Synergic integration of desalination and electric vehicle loads with hybrid micro‐grid sizing and control: An Island Case Study

This study addresses the feasibility, sizing, and scheduling of an island micro‐grid involving photovoltaic, wind turbine, diesel generator, and battery energy storage systems. In addition, the end‐use demand is expanded beyond residential electricity loads, as the full electrification on domestic water supply and transportation, in the forms of desalination and electric vehicles (EVs), are proposed in this study with integration to a renewable energy system focused micro‐grid. A mixed integer linear programming model is constructed to explore the mutual interactions of desalination plant, vehicle‐to‐grid enabled EVs and residential load deferring on a micro‐grid. A case study in Bruny Island, Australia was incorporated in the study, based on the existing infrastructure and future planning. Multiple scenarios were run utilizing real‐world, fine resolution time‐series data. Results were compared to investigate the impact of the polygeneration configuration and potential economic savings on household affordability. Our study displayed the advantage of electrifying and integrating household resources into the micro‐grid, such as transportation and water filtration.
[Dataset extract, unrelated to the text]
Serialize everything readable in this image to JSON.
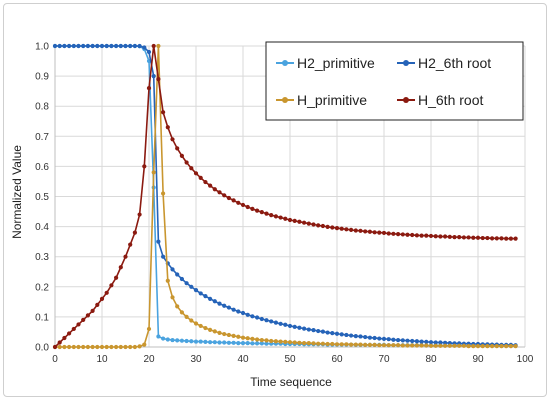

The integration created a greater diversity in electricity end‐uses, allowed for better scheduling and Renewable System management. In addition, the cost‐benefit analysis of stationary battery storage units was modeled against the other forms of energy storage, such as electric vehicles and seawater desalination plant, with findings suggesting the potential economic advantage of storage other than grid connected batteries in a residential precinct.